El Imperio Contraataca…

-Aijo, aijo, nos vamos a pasear, aijo aijo aijo aijo, fiui, fiui, fiui, fiui, lara la la… (léase con la melodía de los siete enanos de blanca nieves en acción)

-¡Seguía siendo un día maravilloso¡Soleado, con ardillitas y pajaritos revoloteando por doquier!

-¡Cállate maldita ave del infierno! – gritó Elisa con su delicada voz - ¿Qué no ves que estoy tratando de dormir!

-¡Elisa no grites! – dijo Neil a su lado - ¡Me despertaste!

-Neil ¿trajiste la escopeta que te regalo la tía abuela por tu cumpleaños?

-¿Qué¿Para qué la quieres?

-¡Hay demasiados animales en este bosque y me están mareando con sus cánticos de felicidad¡Voy a llevarme unos cuantos para disecarlos!

¡Oh, sí¡Qué felicidad!... un segundo autobús, con la leyenda de "Los malos" se dirigía a "La Rosa de Rosa" (El Spa de moda) con ocho alegres personitas quienes también se merecían unas vacaciones.

-Elisa, Elisa…

-¿Qué quieres, Susana? – gruñó la Leegan.

-¿Falta mucho?

-No, no falta mucho…

-¡Ah, qué bueno, estoy tan emocionada. ¿Segura que Terry se hospedará en el mismo hotel?

-Aunque se hospedara debajo de tu cama, gusanita – respondió Elisa – no te tocaría ni por error.

-¡Qué mala eres! – sollozó la actriz

-¡Estás en el camión de "Los malos"! – replicó la pelirroja - ¡Duuhh!

Un conejo saludó a las dos chicas desde la orilla del camino.
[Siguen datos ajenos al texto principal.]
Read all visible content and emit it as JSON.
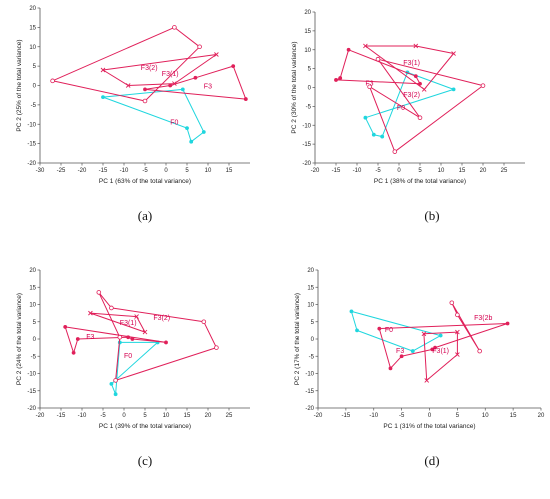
{
  "colors": {
    "f0": "#1fd6de",
    "f3": "#e0205a",
    "axis": "#555555"
  },
  "chart_data": [
    {
      "type": "scatter",
      "panel_label": "(a)",
      "xlabel": "PC 1 (63% of the total variance)",
      "ylabel": "PC 2 (25% of the total variance)",
      "xlim": [
        -30,
        20
      ],
      "ylim": [
        -20,
        20
      ],
      "xticks": [
        -30,
        -25,
        -20,
        -15,
        -10,
        -5,
        0,
        5,
        10,
        15
      ],
      "yticks": [
        -20,
        -15,
        -10,
        -5,
        0,
        5,
        10,
        15,
        20
      ],
      "annotations": [
        {
          "text": "F0",
          "x": 1,
          "y": -10,
          "color": "f0"
        },
        {
          "text": "F3",
          "x": 9,
          "y": -0.8,
          "color": "f3"
        },
        {
          "text": "F3(1)",
          "x": -1,
          "y": 2.5,
          "color": "f3"
        },
        {
          "text": "F3(2)",
          "x": -6,
          "y": 4,
          "color": "f3"
        }
      ],
      "series": [
        {
          "color": "f0",
          "marker": "dot",
          "points": [
            [
              -15,
              -3
            ],
            [
              4,
              -1
            ],
            [
              9,
              -12
            ],
            [
              6,
              -14.5
            ],
            [
              5,
              -11
            ]
          ]
        },
        {
          "color": "f3",
          "marker": "dot",
          "points": [
            [
              -5,
              -1
            ],
            [
              1,
              0
            ],
            [
              7,
              2
            ],
            [
              16,
              5
            ],
            [
              19,
              -3.5
            ]
          ]
        },
        {
          "color": "f3",
          "marker": "x",
          "points": [
            [
              -15,
              4
            ],
            [
              -9,
              0
            ],
            [
              2,
              0.5
            ],
            [
              12,
              8
            ]
          ]
        },
        {
          "color": "f3",
          "marker": "circle",
          "points": [
            [
              -27,
              1.2
            ],
            [
              2,
              15
            ],
            [
              8,
              10
            ],
            [
              -5,
              -4
            ]
          ]
        }
      ]
    },
    {
      "type": "scatter",
      "panel_label": "(b)",
      "xlabel": "PC 1 (38% of the total variance)",
      "ylabel": "PC 2 (30% of the total variance)",
      "xlim": [
        -20,
        30
      ],
      "ylim": [
        -20,
        20
      ],
      "xticks": [
        -20,
        -15,
        -10,
        -5,
        0,
        5,
        10,
        15,
        20,
        25
      ],
      "yticks": [
        -20,
        -15,
        -10,
        -5,
        0,
        5,
        10,
        15,
        20
      ],
      "annotations": [
        {
          "text": "F0",
          "x": -0.5,
          "y": -6,
          "color": "f3"
        },
        {
          "text": "F3",
          "x": -8,
          "y": 0.5,
          "color": "f3"
        },
        {
          "text": "F3(1)",
          "x": 1,
          "y": 6,
          "color": "f3"
        },
        {
          "text": "F3(2)",
          "x": 1,
          "y": -2.5,
          "color": "f3"
        }
      ],
      "series": [
        {
          "color": "f0",
          "marker": "dot",
          "points": [
            [
              -8,
              -8
            ],
            [
              -6,
              -12.5
            ],
            [
              -4,
              -13
            ],
            [
              2,
              4
            ],
            [
              13,
              -0.5
            ]
          ]
        },
        {
          "color": "f3",
          "marker": "dot",
          "points": [
            [
              -15,
              2
            ],
            [
              -14,
              2.5
            ],
            [
              -12,
              10
            ],
            [
              4,
              3
            ],
            [
              5,
              1
            ]
          ]
        },
        {
          "color": "f3",
          "marker": "x",
          "points": [
            [
              -8,
              11
            ],
            [
              4,
              11
            ],
            [
              13,
              9
            ],
            [
              6,
              -0.5
            ]
          ]
        },
        {
          "color": "f3",
          "marker": "circle",
          "points": [
            [
              -5,
              7.5
            ],
            [
              20,
              0.5
            ],
            [
              -1,
              -17
            ],
            [
              -7,
              0.2
            ],
            [
              5,
              -8
            ]
          ]
        }
      ]
    },
    {
      "type": "scatter",
      "panel_label": "(c)",
      "xlabel": "PC 1 (39% of the total variance)",
      "ylabel": "PC 2 (24% of the total variance)",
      "xlim": [
        -20,
        30
      ],
      "ylim": [
        -20,
        20
      ],
      "xticks": [
        -20,
        -15,
        -10,
        -5,
        0,
        5,
        10,
        15,
        20,
        25
      ],
      "yticks": [
        -20,
        -15,
        -10,
        -5,
        0,
        5,
        10,
        15,
        20
      ],
      "annotations": [
        {
          "text": "F0",
          "x": 0,
          "y": -5.5,
          "color": "f3"
        },
        {
          "text": "F3",
          "x": -9,
          "y": 0,
          "color": "f3"
        },
        {
          "text": "F3(1)",
          "x": -1,
          "y": 4,
          "color": "f3"
        },
        {
          "text": "F3(2)",
          "x": 7,
          "y": 5.5,
          "color": "f3"
        }
      ],
      "series": [
        {
          "color": "f0",
          "marker": "dot",
          "points": [
            [
              -3,
              -13
            ],
            [
              -2,
              -16
            ],
            [
              -1,
              -1
            ],
            [
              8,
              -1
            ]
          ]
        },
        {
          "color": "f3",
          "marker": "dot",
          "points": [
            [
              -14,
              3.5
            ],
            [
              -12,
              -4
            ],
            [
              -11,
              0
            ],
            [
              1,
              0.5
            ],
            [
              2,
              0
            ],
            [
              10,
              -1
            ]
          ]
        },
        {
          "color": "f3",
          "marker": "x",
          "points": [
            [
              -8,
              7.5
            ],
            [
              3,
              6.5
            ],
            [
              5,
              2
            ]
          ]
        },
        {
          "color": "f3",
          "marker": "circle",
          "points": [
            [
              -6,
              13.5
            ],
            [
              -3,
              9
            ],
            [
              19,
              5
            ],
            [
              22,
              -2.5
            ],
            [
              -2,
              -12
            ],
            [
              -1,
              0.5
            ]
          ]
        }
      ]
    },
    {
      "type": "scatter",
      "panel_label": "(d)",
      "xlabel": "PC 1 (31% of the total variance)",
      "ylabel": "PC 2 (17% of the total variance)",
      "xlim": [
        -20,
        20
      ],
      "ylim": [
        -20,
        20
      ],
      "xticks": [
        -20,
        -15,
        -10,
        -5,
        0,
        5,
        10,
        15,
        20
      ],
      "yticks": [
        -20,
        -15,
        -10,
        -5,
        0,
        5,
        10,
        15,
        20
      ],
      "annotations": [
        {
          "text": "F0",
          "x": -8,
          "y": 2,
          "color": "f3"
        },
        {
          "text": "F3",
          "x": -6,
          "y": -4,
          "color": "f3"
        },
        {
          "text": "F3(1)",
          "x": 0.5,
          "y": -4,
          "color": "f3"
        },
        {
          "text": "F3(2b",
          "x": 8,
          "y": 5.5,
          "color": "f3"
        }
      ],
      "series": [
        {
          "color": "f0",
          "marker": "dot",
          "points": [
            [
              -14,
              8
            ],
            [
              -13,
              2.5
            ],
            [
              -3,
              -3.5
            ],
            [
              2,
              1
            ]
          ]
        },
        {
          "color": "f3",
          "marker": "dot",
          "points": [
            [
              -9,
              3
            ],
            [
              -7,
              -8.5
            ],
            [
              -5,
              -5
            ],
            [
              0.5,
              -3
            ],
            [
              1,
              -2.5
            ],
            [
              14,
              4.5
            ]
          ]
        },
        {
          "color": "f3",
          "marker": "x",
          "points": [
            [
              -1,
              1.5
            ],
            [
              -0.5,
              -12
            ],
            [
              5,
              -4.5
            ],
            [
              5,
              2
            ]
          ]
        },
        {
          "color": "f3",
          "marker": "circle",
          "points": [
            [
              4,
              10.5
            ],
            [
              5,
              7
            ],
            [
              9,
              -3.5
            ]
          ]
        }
      ]
    }
  ]
}
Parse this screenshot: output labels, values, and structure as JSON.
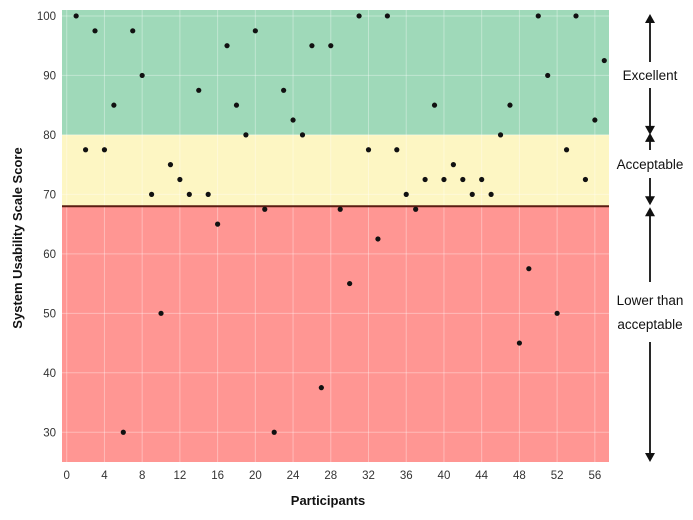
{
  "chart_data": {
    "type": "scatter",
    "xlabel": "Participants",
    "ylabel": "System Usability Scale Score",
    "xlim": [
      -0.5,
      57.5
    ],
    "ylim": [
      25,
      101
    ],
    "x_ticks": [
      0,
      4,
      8,
      12,
      16,
      20,
      24,
      28,
      32,
      36,
      40,
      44,
      48,
      52,
      56
    ],
    "y_ticks": [
      30,
      40,
      50,
      60,
      70,
      80,
      90,
      100
    ],
    "grid": true,
    "threshold": 68,
    "bands": [
      {
        "label": "Excellent",
        "from": 80,
        "to": 101,
        "color": "#9fd9b9"
      },
      {
        "label": "Acceptable",
        "from": 68,
        "to": 80,
        "color": "#fdf6c3"
      },
      {
        "label": "Lower than acceptable",
        "from": 25,
        "to": 68,
        "color": "#ff9693"
      }
    ],
    "annotations": [
      {
        "text": "Excellent",
        "lines": [
          "Excellent"
        ]
      },
      {
        "text": "Acceptable",
        "lines": [
          "Acceptable"
        ]
      },
      {
        "text": "Lower than acceptable",
        "lines": [
          "Lower than",
          "acceptable"
        ]
      }
    ],
    "x": [
      1,
      2,
      3,
      4,
      5,
      6,
      7,
      8,
      9,
      10,
      11,
      12,
      13,
      14,
      15,
      16,
      17,
      18,
      19,
      20,
      21,
      22,
      23,
      24,
      25,
      26,
      27,
      28,
      29,
      30,
      31,
      32,
      33,
      34,
      35,
      36,
      37,
      38,
      39,
      40,
      41,
      42,
      43,
      44,
      45,
      46,
      47,
      48,
      49,
      50,
      51,
      52,
      53,
      54,
      55,
      56,
      57
    ],
    "y": [
      100,
      77.5,
      97.5,
      77.5,
      85,
      30,
      97.5,
      90,
      70,
      50,
      75,
      72.5,
      70,
      87.5,
      70,
      65,
      95,
      85,
      80,
      97.5,
      67.5,
      30,
      87.5,
      82.5,
      80,
      95,
      37.5,
      95,
      67.5,
      55,
      100,
      77.5,
      62.5,
      100,
      77.5,
      70,
      67.5,
      72.5,
      85,
      72.5,
      75,
      72.5,
      70,
      72.5,
      70,
      80,
      85,
      45,
      57.5,
      100,
      90,
      50,
      77.5,
      100,
      72.5,
      82.5,
      92.5
    ]
  }
}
Elisa tomó la escopeta que Neil le había prestado (la cual llevó para ver si podía "Cazar" o "Casar" a un mono pecoso al que le traía ganas desde hacía tiempo), apuntó hacia el conejito pero afortunadamente el pobre animal huyó apuradamente sin recibir un solo rasguño.

-¿Elisa¿Qué haces con eso? – preguntó la Hermana Gray furiosa - ¡Puedes lastimar a alguien jovencita!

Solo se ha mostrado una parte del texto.